The Jersey Shore: How To Protect a Treasured Asset?
November 2nd, 2012 by Peter Kasabach
New Jersey Future staff and board continue to be concerned with the devastating effects from Hurricane Sandy throughout New Jersey’s communities. We are grateful for the coordinated response from elected officials, the service of our first responders and the proactive communications from our utility companies as they work through the emergency and subsequent clean-up efforts.
As the recovery proceeds, we know we also need to start thinking about the future.
How To Protect a Treasured Asset?
- New Jersey has 127 miles of coastline along the Atlantic Ocean. Sixty-two percent of the state’s $38 billion tourism dollars (or $24 billion) in 2008 were spent at the Jersey Shore, supported by hundreds of sandy beaches with clean, swimmable waters.
- New Jersey’s fisheries and shellfisheries generated $168 million in revenue and employed over 40,000 people in 2008 alone.
- Vulnerability to coastal flooding relates directly to the distance of a home from sea-level. In New Jersey, 235,000 people live less than five feet above the local high tide line. Cities along the Jersey Shore with the largest total exposed populations, ranked most to least, are Atlantic City, Toms River, Ventnor City, Keansburg (on Raritan Bay) and Brigantine.
- The 120 municipalities that are subject to the Coastal Area Facilities Review Act (CAFRA) account for one-sixth (16.8 percent) of New Jersey’s year-round total 2010 Census population. Thanks to their seasonal nature, these municipalities account for one-fifth (20.4 percent) of the housing units in the state. And the coastal municipalities as a group have been growing faster than the rest of the state: Their population increased by 6.0 percent between 2000 and 2010, compared to 4.2 percent for the rest of the state.
Planning For Our Future
The question of where and how to rebuild along the New Jersey shore after Hurricane Sandy is a complex and nuanced one, involving property values, lifestyles, employment opportunities and significant tourism revenues, weighed against the risk and costs of similar severe weather events in the future. In addition, shore development is governed by a dense network of plans and regulations: municipal zoning and master plans; the state’s environmental regulations, including those dedicated to guiding coastal development; and the ways in which we’ve directed investments in water, transportation and power infrastructure.

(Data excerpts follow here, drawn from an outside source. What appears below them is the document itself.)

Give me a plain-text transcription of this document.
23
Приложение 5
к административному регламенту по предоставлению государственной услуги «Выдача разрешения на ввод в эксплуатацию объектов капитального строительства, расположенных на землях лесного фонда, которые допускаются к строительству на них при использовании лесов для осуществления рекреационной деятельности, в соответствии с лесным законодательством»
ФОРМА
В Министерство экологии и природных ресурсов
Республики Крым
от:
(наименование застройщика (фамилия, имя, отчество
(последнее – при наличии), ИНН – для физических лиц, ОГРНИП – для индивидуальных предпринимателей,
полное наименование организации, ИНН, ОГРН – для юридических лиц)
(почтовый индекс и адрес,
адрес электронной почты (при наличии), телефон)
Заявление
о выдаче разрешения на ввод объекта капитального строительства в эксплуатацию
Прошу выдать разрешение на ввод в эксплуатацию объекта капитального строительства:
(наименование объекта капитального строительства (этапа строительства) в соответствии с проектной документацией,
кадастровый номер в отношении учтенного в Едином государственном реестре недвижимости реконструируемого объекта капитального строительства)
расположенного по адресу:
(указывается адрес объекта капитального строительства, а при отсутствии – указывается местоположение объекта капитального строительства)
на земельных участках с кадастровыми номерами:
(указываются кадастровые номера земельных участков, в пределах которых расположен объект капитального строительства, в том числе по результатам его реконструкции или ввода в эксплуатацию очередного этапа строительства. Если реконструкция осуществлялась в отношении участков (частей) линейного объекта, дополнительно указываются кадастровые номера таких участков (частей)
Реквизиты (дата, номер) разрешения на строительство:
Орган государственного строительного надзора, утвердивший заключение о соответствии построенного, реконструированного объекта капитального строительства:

The devastation caused by Hurricane Sandy is now forcing an important conversation among stakeholders involved in every aspect of development along the Jersey Shore, about how to focus our shared efforts on rebuilding the Shore in a more resilient, sustainable way, so that it can support the lifestyle, livelihoods and recreation opportunities that have made the area such a valued part of New Jersey.
Challenging the Status Quo and Answering Important Questions
How have government programs led us to develop the Shore in a way that has made it vulnerable to severe weather events? Can programs such as federally subsidized flood insurance programs and beach replenishment be changed to ensure that they act to protect our shore areas?
How can we gather and learn from best practices implemented in coastal communities both around the country and around the world, and how can we work together to apply the most appropriate measures along various parts of New Jersey’s Shore?
Are there some areas where the vulnerability to weather is simply too great, and hence where development should be discouraged? If so, how can we make financial provision to protect those areas and those who own property there?
For lower-risk areas, what policies for retrofitting development will reduce vulnerability? With that goal in mind, how can we best direct development and investment in areas that are less susceptible to weather events?
How can we restore and preserve natural lands such as sand dunes, wetlands and floodplains, which help absorb storm waters and support healthy ecosystems?
How can we integrate storm vulnerability analysis into the State Strategic Plan, to ensure that state incentives for development are not targeted to high-risk areas?
How can the DEP update its Coastal Permit Program and Coastal Zone Management rules so that they reflect the new reality of more frequent severe weather, by promoting stronger, more resilient communities and a healthier environment? How can those regulations strengthen the region as a whole?
Our vision is that, by addressing these and other important questions, we can work together to develop a robust set of well aligned plans and guidelines that will enable the Shore to rebuild better than ever – stronger, more resilient to severe weather, more economically vibrant, more welcoming to all who wish to enjoy it.